House was glad that Cuddy didn't seem mad at his getaway, but he hadn't been able to share what he planned, not in advance. He also hadn't known if Jensen would agree. But watching the group during breakfast, seeing the clear stress in his family and recognizing it as a reflection of that in himself, he suddenly had known that this was simply too much, both for them and for him. He could not read the contents of Pandora's box, but if he started and hit overload, he wouldn't just be able to reclose the flaps and go on, either.

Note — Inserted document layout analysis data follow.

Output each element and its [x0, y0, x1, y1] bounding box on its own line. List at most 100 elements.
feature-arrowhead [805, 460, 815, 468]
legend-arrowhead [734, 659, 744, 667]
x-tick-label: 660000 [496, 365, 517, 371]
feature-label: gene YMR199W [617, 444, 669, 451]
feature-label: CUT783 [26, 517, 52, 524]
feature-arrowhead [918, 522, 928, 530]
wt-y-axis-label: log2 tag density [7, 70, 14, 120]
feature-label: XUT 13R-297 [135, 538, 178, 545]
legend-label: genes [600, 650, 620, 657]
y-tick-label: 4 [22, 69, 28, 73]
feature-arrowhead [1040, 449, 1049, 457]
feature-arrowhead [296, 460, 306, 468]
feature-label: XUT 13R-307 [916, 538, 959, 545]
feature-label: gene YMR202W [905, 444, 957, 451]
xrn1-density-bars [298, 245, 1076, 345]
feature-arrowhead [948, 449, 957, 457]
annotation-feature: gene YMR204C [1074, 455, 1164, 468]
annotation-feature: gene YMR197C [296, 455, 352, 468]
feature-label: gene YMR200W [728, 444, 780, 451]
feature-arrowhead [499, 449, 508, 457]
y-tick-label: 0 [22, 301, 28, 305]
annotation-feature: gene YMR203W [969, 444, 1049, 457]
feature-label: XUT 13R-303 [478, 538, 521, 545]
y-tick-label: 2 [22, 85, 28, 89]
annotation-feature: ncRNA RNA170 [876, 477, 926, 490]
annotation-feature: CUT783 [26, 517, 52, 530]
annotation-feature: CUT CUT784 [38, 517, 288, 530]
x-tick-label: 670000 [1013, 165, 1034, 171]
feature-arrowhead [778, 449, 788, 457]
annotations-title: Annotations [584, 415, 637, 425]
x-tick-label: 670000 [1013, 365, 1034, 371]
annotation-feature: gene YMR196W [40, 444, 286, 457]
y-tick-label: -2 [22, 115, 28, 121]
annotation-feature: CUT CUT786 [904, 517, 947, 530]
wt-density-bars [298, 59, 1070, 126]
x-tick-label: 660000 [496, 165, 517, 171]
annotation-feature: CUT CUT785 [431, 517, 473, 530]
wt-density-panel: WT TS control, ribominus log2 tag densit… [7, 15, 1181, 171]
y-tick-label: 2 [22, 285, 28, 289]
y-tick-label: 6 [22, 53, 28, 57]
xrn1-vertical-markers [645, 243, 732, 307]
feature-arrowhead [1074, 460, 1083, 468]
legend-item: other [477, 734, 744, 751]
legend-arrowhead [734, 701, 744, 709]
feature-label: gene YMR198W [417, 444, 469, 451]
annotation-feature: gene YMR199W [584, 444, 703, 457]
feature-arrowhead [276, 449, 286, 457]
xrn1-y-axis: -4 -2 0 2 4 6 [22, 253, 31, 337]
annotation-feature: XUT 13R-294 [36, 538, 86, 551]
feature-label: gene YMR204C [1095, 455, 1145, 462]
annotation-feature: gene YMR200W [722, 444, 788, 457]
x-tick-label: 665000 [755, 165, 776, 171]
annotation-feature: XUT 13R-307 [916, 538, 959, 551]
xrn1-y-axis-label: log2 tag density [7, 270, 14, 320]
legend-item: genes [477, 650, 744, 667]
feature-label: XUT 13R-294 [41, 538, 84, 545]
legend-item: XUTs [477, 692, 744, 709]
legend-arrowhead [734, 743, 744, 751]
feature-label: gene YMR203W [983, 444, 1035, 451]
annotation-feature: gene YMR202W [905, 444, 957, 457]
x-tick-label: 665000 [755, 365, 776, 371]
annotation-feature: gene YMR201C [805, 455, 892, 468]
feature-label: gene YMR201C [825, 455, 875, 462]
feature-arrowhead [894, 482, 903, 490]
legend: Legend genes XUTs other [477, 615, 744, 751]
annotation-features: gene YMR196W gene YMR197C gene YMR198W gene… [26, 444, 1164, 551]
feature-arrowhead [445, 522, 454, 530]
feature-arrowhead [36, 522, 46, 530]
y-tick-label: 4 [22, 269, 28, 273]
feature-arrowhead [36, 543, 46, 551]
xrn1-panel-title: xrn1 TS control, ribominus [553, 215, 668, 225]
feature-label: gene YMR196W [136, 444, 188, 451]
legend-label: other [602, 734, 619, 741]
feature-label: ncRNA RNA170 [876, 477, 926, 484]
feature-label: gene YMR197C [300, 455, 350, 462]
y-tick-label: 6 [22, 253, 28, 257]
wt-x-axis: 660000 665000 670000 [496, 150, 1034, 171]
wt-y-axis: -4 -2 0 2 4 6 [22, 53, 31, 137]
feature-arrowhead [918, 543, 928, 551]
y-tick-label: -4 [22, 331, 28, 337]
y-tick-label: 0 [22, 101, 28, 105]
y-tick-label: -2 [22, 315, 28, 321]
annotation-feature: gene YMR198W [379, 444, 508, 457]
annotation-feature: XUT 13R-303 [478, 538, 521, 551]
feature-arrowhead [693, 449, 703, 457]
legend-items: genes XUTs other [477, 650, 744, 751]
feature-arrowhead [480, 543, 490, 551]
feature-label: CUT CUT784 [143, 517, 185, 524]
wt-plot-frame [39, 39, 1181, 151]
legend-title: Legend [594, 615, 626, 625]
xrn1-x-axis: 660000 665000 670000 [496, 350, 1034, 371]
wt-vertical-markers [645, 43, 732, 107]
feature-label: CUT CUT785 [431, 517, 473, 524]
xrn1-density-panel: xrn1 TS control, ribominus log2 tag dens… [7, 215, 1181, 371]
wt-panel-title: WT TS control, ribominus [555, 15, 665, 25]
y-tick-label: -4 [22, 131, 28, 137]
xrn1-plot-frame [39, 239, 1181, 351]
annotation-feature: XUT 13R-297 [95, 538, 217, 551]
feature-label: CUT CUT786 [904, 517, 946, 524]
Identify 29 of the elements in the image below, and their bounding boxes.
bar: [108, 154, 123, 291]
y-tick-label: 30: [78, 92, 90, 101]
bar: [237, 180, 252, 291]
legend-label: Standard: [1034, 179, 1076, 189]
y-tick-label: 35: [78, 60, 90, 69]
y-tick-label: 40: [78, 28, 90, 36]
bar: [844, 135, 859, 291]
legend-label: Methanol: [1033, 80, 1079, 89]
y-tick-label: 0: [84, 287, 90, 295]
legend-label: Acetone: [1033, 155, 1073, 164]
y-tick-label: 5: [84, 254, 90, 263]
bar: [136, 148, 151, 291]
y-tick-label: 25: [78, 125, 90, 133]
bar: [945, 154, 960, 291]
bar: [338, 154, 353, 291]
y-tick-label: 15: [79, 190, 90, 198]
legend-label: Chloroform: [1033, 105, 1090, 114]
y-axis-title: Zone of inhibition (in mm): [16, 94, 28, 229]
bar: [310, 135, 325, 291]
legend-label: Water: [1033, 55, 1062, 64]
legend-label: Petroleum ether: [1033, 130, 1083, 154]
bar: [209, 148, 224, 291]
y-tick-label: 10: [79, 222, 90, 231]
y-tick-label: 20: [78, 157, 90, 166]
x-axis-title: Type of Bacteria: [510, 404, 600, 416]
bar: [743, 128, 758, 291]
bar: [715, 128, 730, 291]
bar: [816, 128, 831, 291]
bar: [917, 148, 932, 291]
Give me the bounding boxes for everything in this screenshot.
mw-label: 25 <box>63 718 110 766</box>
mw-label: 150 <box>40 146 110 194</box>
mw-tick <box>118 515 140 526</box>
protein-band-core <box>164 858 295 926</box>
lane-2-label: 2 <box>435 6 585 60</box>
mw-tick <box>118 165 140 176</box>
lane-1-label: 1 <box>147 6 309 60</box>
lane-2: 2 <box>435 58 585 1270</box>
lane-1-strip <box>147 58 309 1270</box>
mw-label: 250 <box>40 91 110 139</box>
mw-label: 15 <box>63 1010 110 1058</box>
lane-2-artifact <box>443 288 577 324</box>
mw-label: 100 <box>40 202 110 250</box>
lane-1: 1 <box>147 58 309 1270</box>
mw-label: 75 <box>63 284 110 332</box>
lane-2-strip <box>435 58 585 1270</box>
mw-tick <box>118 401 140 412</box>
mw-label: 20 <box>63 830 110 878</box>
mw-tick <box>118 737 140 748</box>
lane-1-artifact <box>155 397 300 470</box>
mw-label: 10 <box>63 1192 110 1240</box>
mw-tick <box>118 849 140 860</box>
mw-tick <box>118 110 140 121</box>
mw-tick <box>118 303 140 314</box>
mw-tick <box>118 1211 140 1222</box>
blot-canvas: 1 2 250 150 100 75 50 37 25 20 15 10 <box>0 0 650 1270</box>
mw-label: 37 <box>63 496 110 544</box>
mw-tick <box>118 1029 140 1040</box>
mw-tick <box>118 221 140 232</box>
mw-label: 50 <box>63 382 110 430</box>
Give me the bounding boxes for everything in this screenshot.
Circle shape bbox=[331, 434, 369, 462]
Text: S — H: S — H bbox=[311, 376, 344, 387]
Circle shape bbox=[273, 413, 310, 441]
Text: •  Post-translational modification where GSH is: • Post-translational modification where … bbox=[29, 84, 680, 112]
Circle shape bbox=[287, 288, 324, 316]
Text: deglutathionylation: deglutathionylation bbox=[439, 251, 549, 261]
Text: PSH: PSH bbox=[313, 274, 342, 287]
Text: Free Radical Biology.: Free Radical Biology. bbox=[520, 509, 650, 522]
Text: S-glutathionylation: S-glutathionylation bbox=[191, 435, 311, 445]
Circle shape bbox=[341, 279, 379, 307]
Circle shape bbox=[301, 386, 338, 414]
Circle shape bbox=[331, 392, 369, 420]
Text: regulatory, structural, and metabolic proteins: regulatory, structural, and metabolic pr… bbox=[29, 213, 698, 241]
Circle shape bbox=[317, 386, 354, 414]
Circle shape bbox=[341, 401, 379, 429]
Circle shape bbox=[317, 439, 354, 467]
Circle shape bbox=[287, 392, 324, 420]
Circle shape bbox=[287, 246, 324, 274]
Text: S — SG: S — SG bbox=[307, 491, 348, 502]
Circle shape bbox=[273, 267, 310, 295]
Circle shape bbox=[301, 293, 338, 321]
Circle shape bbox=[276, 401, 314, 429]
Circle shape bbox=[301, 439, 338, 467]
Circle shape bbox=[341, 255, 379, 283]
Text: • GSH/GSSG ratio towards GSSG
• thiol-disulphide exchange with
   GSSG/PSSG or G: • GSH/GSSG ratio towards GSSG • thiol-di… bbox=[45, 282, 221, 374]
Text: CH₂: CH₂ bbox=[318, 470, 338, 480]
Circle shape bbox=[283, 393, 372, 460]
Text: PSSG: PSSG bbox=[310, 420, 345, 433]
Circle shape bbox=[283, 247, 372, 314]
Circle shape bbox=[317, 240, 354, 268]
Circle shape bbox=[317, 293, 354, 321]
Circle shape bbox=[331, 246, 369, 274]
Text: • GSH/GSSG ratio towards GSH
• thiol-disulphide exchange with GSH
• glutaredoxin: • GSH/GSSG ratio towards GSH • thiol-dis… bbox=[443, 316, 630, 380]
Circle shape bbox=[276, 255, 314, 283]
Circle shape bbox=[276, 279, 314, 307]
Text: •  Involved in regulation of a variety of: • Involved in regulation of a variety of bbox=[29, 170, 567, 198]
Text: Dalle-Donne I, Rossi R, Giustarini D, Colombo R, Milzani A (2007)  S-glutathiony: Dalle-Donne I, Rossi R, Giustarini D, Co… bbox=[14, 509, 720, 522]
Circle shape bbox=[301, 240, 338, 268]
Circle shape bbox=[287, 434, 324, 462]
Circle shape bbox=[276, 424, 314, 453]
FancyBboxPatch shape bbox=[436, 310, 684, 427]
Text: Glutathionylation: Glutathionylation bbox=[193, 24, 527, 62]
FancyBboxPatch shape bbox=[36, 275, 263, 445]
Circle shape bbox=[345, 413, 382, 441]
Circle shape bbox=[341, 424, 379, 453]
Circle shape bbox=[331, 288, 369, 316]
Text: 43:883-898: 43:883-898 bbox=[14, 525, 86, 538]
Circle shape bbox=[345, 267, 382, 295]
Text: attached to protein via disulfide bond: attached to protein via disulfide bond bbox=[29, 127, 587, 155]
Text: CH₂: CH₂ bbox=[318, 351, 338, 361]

Jensen was the perfect solution if he could do it; House knew he felt some guilt over this whole thing himself. But a surrogate reader would have to be either Cuddy or Jensen. He didn't trust anybody else to that extent, and Cuddy, while he trusted her more, was too close. She would take almost as much of an emotional hit from reading those letters as he would. No, it was the psychiatrist with his years of professional experience at handling disturbing revelations to help him balance the personal feelings, with his objectivity, his keen analysis, and yet his friendship, who was the better choice here.
But it was hard to sit and just watch. House knew now he could not read them, but he couldn't help trying to follow along from the sidelines.
On the screen, his car spun out of control and wrecked again.